Kimbrey Pierce, a Columbia, Md., high-school senior, puts it more simply. "God isn't just a part of my life, He's the whole thing," she says. "I like knowing he is making the best decisions for me. That way I don't worry too much."

• • •

Teen ministry helps church grow

WASHINGTON — On Sundays you can find 100 or more young people hanging out at Glen Mar United Methodist Church, an Ellicott City, Md., congregation that doubled its membership in the 1980s and again in the 1990s and now counts 1,500 active members.

Senior pastor Anders Lunt realized long ago that the way to grow a church was to attract baby boomers and the way to attract boomers was through their kids. The church youth program took off six years ago when its first full-time youth director, D.C. Veale, was hired.

Veale, a bearded, Tolkienesque figure in his early 30s, recruited adults to help him with a struggling group of fewer than 20 regular members.
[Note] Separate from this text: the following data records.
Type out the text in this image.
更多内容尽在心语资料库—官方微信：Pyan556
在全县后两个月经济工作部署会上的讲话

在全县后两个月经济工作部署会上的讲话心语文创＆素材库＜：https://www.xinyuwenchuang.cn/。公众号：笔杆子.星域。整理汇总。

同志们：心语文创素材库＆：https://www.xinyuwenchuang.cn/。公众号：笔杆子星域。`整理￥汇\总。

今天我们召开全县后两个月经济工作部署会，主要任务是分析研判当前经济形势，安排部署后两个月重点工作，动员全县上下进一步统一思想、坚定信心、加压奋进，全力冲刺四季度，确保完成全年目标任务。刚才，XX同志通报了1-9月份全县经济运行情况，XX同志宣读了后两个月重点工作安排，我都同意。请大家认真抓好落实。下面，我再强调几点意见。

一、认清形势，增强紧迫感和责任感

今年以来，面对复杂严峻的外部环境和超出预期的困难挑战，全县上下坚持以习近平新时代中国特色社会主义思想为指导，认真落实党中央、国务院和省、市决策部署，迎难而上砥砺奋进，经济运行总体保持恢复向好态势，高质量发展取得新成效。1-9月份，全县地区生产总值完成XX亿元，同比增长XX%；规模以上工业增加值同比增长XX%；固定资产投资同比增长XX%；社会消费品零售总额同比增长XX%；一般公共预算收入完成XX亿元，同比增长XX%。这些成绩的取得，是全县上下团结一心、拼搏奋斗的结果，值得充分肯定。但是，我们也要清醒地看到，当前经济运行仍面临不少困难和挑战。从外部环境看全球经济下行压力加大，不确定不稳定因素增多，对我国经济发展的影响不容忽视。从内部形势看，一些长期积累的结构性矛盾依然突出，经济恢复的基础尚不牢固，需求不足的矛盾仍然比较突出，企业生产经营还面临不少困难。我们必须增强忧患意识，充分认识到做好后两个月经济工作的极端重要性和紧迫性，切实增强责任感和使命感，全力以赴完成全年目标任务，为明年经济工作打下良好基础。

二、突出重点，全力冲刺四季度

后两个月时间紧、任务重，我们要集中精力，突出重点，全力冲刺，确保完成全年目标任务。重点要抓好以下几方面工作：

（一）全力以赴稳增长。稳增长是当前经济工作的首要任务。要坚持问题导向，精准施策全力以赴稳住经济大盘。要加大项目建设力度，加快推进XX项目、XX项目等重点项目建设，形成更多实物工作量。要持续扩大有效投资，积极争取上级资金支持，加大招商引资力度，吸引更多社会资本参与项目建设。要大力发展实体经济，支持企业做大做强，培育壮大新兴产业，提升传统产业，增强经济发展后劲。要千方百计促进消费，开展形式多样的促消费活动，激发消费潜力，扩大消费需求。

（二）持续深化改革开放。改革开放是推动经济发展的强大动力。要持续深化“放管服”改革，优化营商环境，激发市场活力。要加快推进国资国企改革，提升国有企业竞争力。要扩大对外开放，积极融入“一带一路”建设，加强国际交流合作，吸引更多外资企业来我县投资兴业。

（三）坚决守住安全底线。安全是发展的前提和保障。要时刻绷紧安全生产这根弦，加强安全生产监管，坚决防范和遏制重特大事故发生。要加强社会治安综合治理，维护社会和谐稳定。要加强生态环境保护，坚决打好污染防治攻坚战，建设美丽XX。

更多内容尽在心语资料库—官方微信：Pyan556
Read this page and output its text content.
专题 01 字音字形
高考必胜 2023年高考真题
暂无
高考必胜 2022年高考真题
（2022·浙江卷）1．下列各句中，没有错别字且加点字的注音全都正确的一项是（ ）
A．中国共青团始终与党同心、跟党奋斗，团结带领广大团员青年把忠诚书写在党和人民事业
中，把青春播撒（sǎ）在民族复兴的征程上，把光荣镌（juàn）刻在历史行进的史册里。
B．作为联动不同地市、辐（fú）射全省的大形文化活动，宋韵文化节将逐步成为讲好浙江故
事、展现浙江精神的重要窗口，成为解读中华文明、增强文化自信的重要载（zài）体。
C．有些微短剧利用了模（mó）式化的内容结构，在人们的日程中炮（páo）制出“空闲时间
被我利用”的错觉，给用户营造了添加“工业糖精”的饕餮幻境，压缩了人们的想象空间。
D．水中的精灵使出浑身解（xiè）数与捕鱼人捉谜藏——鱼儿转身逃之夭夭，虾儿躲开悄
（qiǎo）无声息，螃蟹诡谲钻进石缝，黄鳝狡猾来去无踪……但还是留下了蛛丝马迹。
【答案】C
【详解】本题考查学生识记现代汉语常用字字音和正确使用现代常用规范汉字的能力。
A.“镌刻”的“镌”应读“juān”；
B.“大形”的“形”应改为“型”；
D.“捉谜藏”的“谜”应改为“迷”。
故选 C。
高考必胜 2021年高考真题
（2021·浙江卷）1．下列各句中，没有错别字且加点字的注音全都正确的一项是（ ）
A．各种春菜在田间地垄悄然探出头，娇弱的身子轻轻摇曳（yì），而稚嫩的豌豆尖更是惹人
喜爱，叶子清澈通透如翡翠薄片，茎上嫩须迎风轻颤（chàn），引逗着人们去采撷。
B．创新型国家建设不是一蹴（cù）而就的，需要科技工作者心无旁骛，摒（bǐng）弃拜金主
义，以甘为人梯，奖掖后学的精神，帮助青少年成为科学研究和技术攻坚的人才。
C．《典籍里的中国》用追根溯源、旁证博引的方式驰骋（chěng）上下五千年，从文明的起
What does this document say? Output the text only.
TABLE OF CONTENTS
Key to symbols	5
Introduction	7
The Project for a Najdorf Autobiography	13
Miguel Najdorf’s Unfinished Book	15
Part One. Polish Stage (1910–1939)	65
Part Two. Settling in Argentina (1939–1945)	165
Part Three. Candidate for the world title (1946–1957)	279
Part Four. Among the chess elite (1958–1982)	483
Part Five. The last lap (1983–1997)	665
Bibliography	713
Today he calls on about 30 adult volunteers to lead a youth choir, handbell choir and rock band, a video tech team, plays and scavenger hunts, Bible groups, community service projects and mission trips.

Kids also play major parts in more traditional worship, teaching Sunday school, reading Scripture, and three times a year preaching sermons so popular that people squeeze in at the back of the sanctuary and spill out into the front hall.

Lunt has instructed his congregation that no place is off-limits to the young. When babies cry during a sermon, he has been known to stop mid-sentence to assure parents it's OK.

"I have been in churches where there are no children," the congenial, sandy-haired pastor will say, "and those are awful places."

It is Veale's job to keep the children coming, and coming back, even when they wander away as teenagers are wont to do. He drops by soccer games, wrestling matches and school plays. Several years ago, he noticed that a quiet middle-school boy named Andrew Flanigan had been absent for a while, so he called Andrew's mother, Brenda, and asked, "How's Andrew doing? Would he like to go on a trip?"

Andrew, now a high-school senior, is telling this story. In his frayed jeans, T-shirt and fuzzy goatee, he'd easily go unnoticed in any group of kids. Which is how he likes it.

In elementary school he had a stutter and learning problems. "Everyone made fun of me," he says. "Everyone." Then one afternoon in sixth grade he came home to hear Brenda sobbing. His father had walked out on the family without warning.

His grades tanked. Brenda stopped taking him to Glen Mar for a year. (The No. 1 reason kids say they go to church is because their parents take them.)

"I'd be long gone if it weren't for this church," he says. He remembers the night he returned to the youth group after having been away. "Several people said, 'Hey, you're back!' The love I felt coming out of everyone was amazing. The hurt went away for a while."